When it comes to indexing, the syntactic choices and guidance above are deliberate.  Use the array subscript operator, [], when indexing with index objects and when projecting with a single integer.  Use the function call operator, (), when indexing with integers.  These choices allow you to distinguish between projection and indexing only based on the type of the index.  That said, the operators are completely interchangeable within the rules of the C++ language which do not allow the array subscript operator to be used with more than one expression.

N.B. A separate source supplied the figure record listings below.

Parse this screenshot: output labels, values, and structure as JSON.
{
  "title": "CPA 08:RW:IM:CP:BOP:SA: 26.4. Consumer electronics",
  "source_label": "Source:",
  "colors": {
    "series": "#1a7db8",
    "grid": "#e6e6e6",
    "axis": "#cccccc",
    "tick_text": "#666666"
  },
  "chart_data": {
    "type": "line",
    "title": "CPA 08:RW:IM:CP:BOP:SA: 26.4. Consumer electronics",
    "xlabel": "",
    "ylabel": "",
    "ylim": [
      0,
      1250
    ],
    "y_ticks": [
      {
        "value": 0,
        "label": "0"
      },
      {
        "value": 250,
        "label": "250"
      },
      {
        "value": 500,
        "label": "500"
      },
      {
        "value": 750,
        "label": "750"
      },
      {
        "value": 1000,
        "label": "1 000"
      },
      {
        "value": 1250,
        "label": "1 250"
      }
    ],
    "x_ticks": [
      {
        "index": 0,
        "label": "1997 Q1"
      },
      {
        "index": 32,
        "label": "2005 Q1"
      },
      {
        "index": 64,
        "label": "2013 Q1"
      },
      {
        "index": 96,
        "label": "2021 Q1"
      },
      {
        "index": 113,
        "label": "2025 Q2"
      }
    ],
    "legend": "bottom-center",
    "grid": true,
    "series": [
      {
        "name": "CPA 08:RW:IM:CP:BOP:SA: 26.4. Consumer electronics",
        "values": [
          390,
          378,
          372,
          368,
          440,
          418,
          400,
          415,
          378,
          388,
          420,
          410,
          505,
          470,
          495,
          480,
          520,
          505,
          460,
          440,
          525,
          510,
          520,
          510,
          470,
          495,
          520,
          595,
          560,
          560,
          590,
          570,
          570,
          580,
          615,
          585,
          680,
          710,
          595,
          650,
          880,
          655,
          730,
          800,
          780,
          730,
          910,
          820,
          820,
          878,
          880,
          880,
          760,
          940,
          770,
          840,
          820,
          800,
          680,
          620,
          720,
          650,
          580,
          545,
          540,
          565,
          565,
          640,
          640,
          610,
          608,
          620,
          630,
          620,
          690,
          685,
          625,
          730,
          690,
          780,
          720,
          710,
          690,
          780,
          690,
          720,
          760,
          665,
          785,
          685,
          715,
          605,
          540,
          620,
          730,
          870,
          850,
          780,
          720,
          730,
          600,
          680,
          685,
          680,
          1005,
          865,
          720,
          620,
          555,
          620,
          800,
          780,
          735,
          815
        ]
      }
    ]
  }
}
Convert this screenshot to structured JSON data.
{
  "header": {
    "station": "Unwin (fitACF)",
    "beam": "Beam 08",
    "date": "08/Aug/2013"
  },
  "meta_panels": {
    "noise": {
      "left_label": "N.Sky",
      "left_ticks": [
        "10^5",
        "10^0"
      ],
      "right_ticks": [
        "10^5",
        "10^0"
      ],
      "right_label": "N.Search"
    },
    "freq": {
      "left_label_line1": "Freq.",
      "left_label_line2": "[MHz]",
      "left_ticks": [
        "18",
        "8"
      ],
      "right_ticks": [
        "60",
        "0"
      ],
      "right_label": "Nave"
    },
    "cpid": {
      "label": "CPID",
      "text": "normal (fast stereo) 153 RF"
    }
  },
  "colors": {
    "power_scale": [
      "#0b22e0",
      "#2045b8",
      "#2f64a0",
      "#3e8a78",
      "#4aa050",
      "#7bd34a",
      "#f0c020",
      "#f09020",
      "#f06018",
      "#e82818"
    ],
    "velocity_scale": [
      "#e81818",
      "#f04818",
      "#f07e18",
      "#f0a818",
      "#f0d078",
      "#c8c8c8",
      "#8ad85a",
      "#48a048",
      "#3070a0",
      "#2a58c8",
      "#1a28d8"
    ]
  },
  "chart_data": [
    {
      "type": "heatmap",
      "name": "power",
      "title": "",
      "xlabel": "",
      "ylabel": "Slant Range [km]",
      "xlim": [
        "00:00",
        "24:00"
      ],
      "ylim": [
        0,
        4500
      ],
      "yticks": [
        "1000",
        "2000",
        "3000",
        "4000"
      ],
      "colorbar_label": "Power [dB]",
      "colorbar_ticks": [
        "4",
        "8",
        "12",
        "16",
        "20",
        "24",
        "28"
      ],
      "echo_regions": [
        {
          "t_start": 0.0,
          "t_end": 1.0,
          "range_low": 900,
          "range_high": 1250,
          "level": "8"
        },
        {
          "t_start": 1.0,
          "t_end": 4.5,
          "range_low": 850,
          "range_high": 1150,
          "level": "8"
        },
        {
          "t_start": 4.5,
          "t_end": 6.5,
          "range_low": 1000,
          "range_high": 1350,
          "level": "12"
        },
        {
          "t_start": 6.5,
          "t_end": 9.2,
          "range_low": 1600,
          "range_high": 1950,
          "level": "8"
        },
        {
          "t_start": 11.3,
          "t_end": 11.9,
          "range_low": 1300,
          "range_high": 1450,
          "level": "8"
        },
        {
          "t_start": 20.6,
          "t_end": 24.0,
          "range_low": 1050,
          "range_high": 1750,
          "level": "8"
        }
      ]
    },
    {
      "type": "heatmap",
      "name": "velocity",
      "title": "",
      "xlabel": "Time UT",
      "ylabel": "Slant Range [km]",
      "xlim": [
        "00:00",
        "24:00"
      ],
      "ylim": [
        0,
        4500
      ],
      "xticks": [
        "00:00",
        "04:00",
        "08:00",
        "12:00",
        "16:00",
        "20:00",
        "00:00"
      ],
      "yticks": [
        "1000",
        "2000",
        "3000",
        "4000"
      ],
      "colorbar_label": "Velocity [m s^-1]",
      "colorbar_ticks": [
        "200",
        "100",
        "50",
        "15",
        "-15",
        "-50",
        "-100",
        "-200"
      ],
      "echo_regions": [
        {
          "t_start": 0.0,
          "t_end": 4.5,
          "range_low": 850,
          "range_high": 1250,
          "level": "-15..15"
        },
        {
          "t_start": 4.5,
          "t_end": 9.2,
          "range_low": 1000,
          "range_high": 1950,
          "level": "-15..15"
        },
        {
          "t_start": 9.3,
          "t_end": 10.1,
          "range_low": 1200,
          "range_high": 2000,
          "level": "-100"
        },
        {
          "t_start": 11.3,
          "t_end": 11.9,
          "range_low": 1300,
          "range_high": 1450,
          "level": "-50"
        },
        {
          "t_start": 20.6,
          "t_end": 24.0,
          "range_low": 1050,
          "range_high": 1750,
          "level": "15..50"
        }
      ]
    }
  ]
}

As always, your feedback is welcome below or in our MSDN forum.

Comments (2)

  1. Steve,

    This code crashes my GPU but ONLY in release mode, it works in debug. Can't attach a screenshot here. The error message is: Display driver stopped working and has recovered." I have NVidia Quadro 5000M DX11 card. Obviously the code runs in debug in x64. It crashes in the first kernel.

    Thanks,

    Alan

    void AmpExamples::Projection()

    {

    cout << "nProjection: matrix x vector.n";

    const int width = 1900;

    const int height = 1080;

    accelerator_view av = accelerator().create_view();

    // 6×6 matrix

    float m[] =

    {

    1, 2, 3, 4, 5, 6,

    1, 2, 3, 4, 5, 6,

    1, 2, 3, 4, 5, 6,

    1, 2, 3, 4, 5, 6,

    1, 2, 3, 4, 5, 6,

    1, 2, 3, 4, 5, 6,

    };

    array_view<const float, 2> matrix(6, 6, m);

    // 6-Vector

    float v[] = { 3, 1, 4, 5, 8, 7 };

    array_view<const float, 1> vec(6, v);

    // Result

    vector<float> r(6);

    array_view<float, 1> result(6, r);

    result.discard_data(); // Do not copy contents to the device

    time_point<system_clock> start = system_clock::now();

    parallel_for_each(av, vec.extent, [=](index<1> idx) restrict(amp) {

    int   x = idx[0];

    float z = 0.f; // result

    for (int y = 0; y < vec.extent[0]; ++y)

    {

    z += matrix(x, y) * vec(y);

    }

    result[idx] = z;

    });

    result.synchronize();

    time_point<system_clock> stop = system_clock::now();

    long long us = duration_cast<microseconds>(stop – start).count();

    cout << "n   finished in: " << us << "us" << endl;

    for (int i = 0; i < 6; ++i)

    {

    cout << "      r[" << i << "] = " << r[i] << endl;

    }

    //

    // Now use a projection

    //

    result.discard_data();

    start = system_clock::now();

    parallel_for_each(av, vec.extent, [=](index<1> idx) restrict(amp) {

    int   x = idx[0];

    float z = 0.f; // result

    array_view<const float, 1> row = matrix[x]; // projection

    for (int y = 0; y < row.extent[0]; ++y)

    {

    z += row(y) * vec(y);

    }

    result[idx] = z;

    });

    result.synchronize();

    stop = system_clock::now();

    us = duration_cast<microseconds>(stop – start).count();

    cout << "n   finished projection in: " << us << "us" << endl;

    for (int i = 0; i < 6; ++i)

    {

    cout << "      r[" << i << "] = " << r[i] << endl;

    }

    }

  2. This appears to be the same issue mentioned in a previous thread on our forum (social.msdn.microsoft.com/…/4b684bcb-366b-4abe-a678-b0f86bc719c0).

    The recent NVidia drivers have addressed this issue (the last our team tested the updated drivers, the issue had been resolved for desktop cards but not  for the mobility cards). I would suggest installing the latest NVidia drivers and see if it addresses your problem.